Несколько недель спустя в газете наконец появилась статья о море рыбы. Все в ней было правдой за исключением того, что в статье говорилось лишь об одном случае, как будто отравление рыбы произошло только один раз. Статья сочувствовала строительной компании — расследование показало, что все необходимые меры по смягчению последствий были приняты, и химический разлив, который снизил рН реки настолько, что убил рыбу, казался чем-то мелким и неизбежным, прискорбной, но в конечном счете безвредной ошибкой. В заголовок была вынесена обнадеживающая цитата Ллойда: «Рыба, которую мы запустили в аквариум на следующий день, выжила и все еще жива. Что бы ни произошло в реке, это было временно». Различные органы власти, как местные, так и штата, сотрудничали и ничего не нашли — никаких системных проблем со строительством вблизи реки, никаких затяжных негативных последствий для окружающей среды. Ллойда и Кита похвалили за быстрые действия по сохранению пригодности питьевой воды города.
Мано сняла со стен все рисунки, сделанные раньше, и начала снова, опять и опять рисовать форель на почтовых открытках — плавающую над скалистыми вершинами, окружающими долину Эстес, нерестящуюся в местной роще восковника в полном весеннем цветении, извивающуюся в геометрической красоте паутины, летящую, как комета, через лабиринт зарослей ивы с персиковыми листьями, с пятнами на чешуе, сияющими, как звезды в темную летнюю ночь. Она отправляла эти открытки своим конгрессменам, мэру, губернатору, и все они содержали мольбы о защите видов, о качестве воды, о надзоре и возмещении ущерба. Большинство чиновников отказались отвечать, но Мано продолжала писать, продолжала рисовать, продолжала давать людям шанс.
Лучшая реакция на страх
Каждый день перед уходом на работу Эми варила кофе на дровяной плите, которую Бобби соорудил из пятидесятигаллонной бочки из-под масла, и читала газету, как по волшебству все еще появлявшуюся на подъездной дорожке. Прошло уже несколько месяцев с тех пор, как у них кончились деньги на подписку. Бобби не мог этого объяснить.

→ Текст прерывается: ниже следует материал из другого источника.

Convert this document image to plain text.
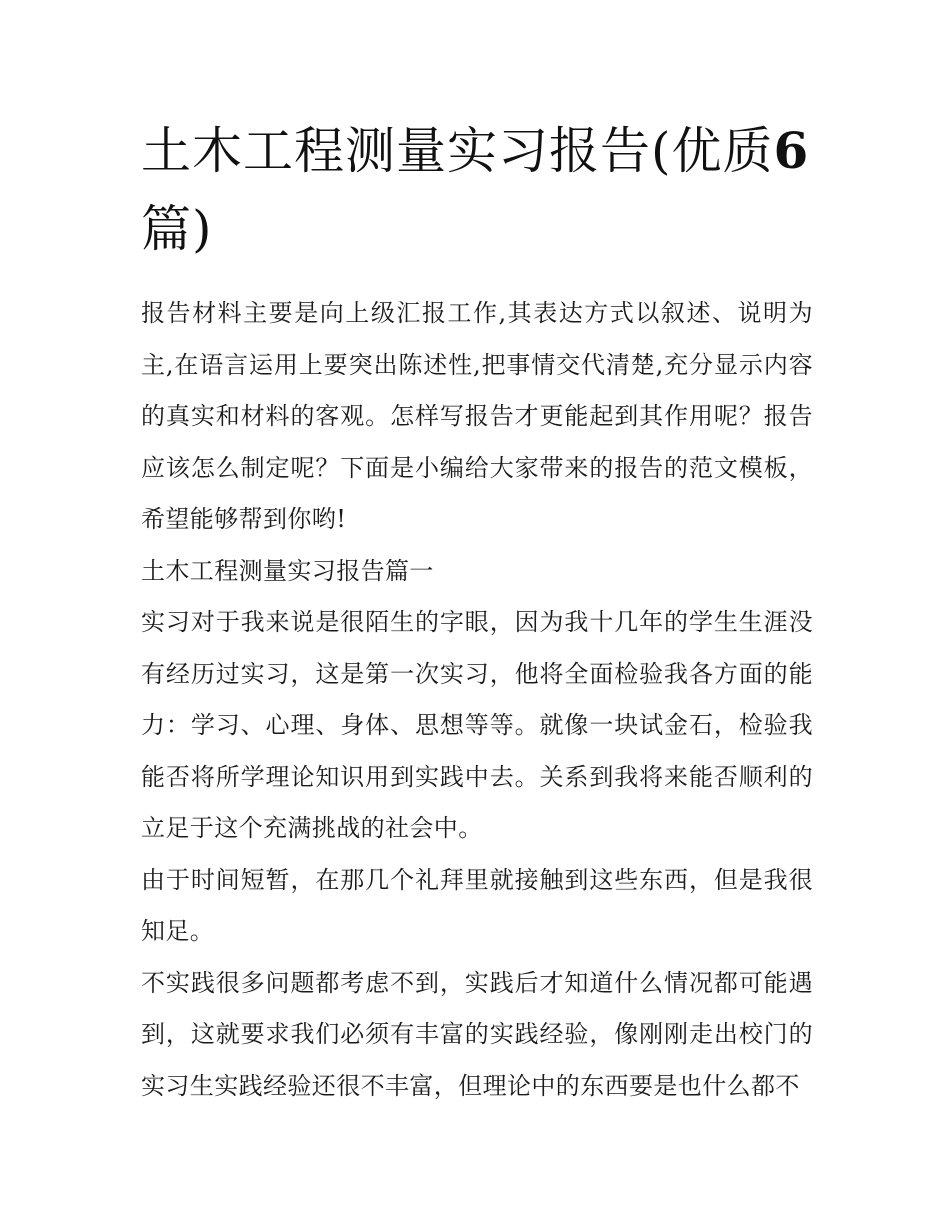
土木工程测量实习报告(优质6
篇)

报告材料主要是向上级汇报工作,其表达方式以叙述、说明为主,在语言运用上要突出陈述性,把事情交代清楚,充分显示内容的真实和材料的客观。怎样写报告才更能起到其作用呢？报告应该怎么制定呢？下面是小编给大家带来的报告的范文模板，希望能够帮到你哟!

土木工程测量实习报告篇一

实习对于我来说是很陌生的字眼，因为我十几年的学生生涯没有经历过实习，这是第一次实习，他将全面检验我各方面的能力：学习、心理、身体、思想等等。就像一块试金石，检验我能否将所学理论知识用到实践中去。关系到我将来能否顺利的立足于这个充满挑战的社会中。

由于时间短暂，在那几个礼拜里就接触到这些东西，但是我很知足。

不实践很多问题都考虑不到，实践后才知道什么情况都可能遇到，这就要求我们必须有丰富的实践经验，像刚刚走出校门的实习生实践经验还很不丰富，但理论中的东西要是也什么都不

— Нам повезло, малыш, — всякий раз говорила она, аккуратно складывая страницы, чтобы бумага не смялась и не порвалась: она порвет ее позже, когда пустит на растопку. — Рецессия закончилась!
Эми говорила это каждый день, такая между ними была шутка. Бобби коротко посмеивался, постукивал кончиками пальцев по пластику, приклеенному к разбитым окнам, изучал военные раскладушки, на которых они спали теперь у стены, как на встроенных кроватях.

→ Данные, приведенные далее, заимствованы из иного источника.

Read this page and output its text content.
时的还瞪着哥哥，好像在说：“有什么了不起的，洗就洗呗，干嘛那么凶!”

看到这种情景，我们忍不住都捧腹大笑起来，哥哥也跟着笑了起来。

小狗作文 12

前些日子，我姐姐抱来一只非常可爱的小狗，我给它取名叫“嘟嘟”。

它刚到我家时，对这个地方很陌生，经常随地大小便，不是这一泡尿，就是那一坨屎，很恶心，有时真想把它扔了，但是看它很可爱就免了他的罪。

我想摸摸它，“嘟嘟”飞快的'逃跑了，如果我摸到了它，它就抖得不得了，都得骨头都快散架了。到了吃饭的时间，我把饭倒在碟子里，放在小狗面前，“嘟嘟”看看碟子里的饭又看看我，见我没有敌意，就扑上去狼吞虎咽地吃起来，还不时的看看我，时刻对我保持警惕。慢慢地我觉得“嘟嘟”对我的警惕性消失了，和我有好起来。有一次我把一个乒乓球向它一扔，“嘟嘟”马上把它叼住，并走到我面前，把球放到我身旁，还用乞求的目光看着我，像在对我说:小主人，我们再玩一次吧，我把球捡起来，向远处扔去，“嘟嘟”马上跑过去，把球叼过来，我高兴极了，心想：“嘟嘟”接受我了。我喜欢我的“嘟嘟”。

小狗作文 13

— Я действительно чувствую себя счастливым, — проговорил он, сидя в складном кресле за их складным карточным столиком, и Эми засмеялась, поставила перед ним чашку кофе. Она встанет сейчас рядом с ним, прижмет его голову к своему животу, запустит пальцы в завитки волос, которые он теперь отпускал. В его новой жизни хорошо то, что он может ходить неряшливым, стать совершенно волосатым хиппи, если захочет, и ему не придется терпеть дерьмовые замечания от других парней на работе. «
С момента уведомления о лишении права выкупа[40]

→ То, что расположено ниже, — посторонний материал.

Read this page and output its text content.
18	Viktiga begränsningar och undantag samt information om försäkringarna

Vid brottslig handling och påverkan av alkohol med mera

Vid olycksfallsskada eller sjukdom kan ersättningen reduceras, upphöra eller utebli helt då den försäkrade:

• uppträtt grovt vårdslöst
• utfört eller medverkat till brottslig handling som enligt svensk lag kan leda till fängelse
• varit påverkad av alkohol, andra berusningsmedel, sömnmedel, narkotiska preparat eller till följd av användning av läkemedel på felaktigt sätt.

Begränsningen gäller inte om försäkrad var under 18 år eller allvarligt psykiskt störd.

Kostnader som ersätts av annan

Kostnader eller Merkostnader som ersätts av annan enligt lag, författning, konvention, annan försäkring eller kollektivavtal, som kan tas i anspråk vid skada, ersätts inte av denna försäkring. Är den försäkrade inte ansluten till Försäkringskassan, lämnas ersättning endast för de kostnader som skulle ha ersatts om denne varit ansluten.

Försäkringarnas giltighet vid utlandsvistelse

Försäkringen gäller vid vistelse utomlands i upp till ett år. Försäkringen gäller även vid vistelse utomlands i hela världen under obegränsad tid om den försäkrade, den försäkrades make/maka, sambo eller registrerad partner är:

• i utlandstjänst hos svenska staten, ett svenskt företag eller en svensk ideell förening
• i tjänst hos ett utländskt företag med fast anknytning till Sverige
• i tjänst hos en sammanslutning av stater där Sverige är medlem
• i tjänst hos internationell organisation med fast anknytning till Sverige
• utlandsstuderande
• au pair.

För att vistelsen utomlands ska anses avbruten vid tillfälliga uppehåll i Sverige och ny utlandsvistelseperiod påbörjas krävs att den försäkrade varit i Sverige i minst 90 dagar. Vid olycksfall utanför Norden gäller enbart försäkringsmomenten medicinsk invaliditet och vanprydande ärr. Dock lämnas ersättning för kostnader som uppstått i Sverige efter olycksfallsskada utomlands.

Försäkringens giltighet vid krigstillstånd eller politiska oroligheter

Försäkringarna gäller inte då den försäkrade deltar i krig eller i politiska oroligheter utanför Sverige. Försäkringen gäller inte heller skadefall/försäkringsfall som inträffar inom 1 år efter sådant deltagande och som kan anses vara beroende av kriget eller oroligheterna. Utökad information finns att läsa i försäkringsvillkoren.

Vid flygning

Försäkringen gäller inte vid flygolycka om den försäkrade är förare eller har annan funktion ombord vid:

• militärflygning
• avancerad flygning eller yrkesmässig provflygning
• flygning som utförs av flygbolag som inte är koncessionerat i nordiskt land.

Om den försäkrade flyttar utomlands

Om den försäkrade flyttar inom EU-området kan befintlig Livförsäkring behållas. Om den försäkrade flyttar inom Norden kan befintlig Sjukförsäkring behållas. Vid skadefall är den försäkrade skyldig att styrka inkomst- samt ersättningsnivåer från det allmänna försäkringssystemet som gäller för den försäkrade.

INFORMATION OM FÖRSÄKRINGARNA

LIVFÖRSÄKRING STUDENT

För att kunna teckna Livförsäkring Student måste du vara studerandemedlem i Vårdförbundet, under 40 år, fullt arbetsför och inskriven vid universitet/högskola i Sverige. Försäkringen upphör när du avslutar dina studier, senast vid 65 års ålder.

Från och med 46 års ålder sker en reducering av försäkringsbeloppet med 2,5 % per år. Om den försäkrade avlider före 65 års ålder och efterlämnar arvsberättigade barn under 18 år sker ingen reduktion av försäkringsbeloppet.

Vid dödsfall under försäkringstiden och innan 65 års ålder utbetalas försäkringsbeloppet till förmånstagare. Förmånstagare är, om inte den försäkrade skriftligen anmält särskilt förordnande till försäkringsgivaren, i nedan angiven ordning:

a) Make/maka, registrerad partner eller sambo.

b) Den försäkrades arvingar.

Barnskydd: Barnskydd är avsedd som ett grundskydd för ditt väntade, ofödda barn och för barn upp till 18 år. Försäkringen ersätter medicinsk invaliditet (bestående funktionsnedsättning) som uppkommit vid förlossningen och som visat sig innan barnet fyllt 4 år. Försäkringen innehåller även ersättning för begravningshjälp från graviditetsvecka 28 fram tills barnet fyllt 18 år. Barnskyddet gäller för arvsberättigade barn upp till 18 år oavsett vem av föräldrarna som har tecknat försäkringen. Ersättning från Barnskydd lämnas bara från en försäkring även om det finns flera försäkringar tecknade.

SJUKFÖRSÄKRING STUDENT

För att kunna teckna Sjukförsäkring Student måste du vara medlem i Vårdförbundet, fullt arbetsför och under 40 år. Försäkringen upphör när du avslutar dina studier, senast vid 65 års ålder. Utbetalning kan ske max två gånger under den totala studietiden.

их прежней квартиры они жили в старом помещении офисного здания на восточной стороне сахарного завода, к которому оно относилось. Штукатурка потрескалась, декоративные жестяные пластины на потолке были окрашены в зеленый цвет, стены заставлены полками со старыми банками, некоторые из которых были синие, другие прозрачные, все наполнены странными порошками, паутиной и мертвыми пауками. Родители Бобби, Элмер и Марсия, предложили им комнату, в которой он жил мальчиком, но вместо нее Эми попросила разрешения переехать на обветшалую сахарную фабрику, которую Элмер купил на аукционе много лет назад. Было как-то более достойно жить в одиночестве: это позволяло притворяться, будто они все еще независимы, что жизнь, которую они строили для себя, не рухнула, не сгорела дотла. Каждое утро сквозь пожелтевшие занавески в их комнату пробивался яркий солнечный свет, но к полудню все вокруг уже погружалось в тень: свет загораживали шесть башен, самых высоких сооружений в городе. Бобби был уверен, что в один из дней, проснувшись, обнаружит Эми аккуратно складывающей свою одежду, пакующей ее в старый ящик из-под молока.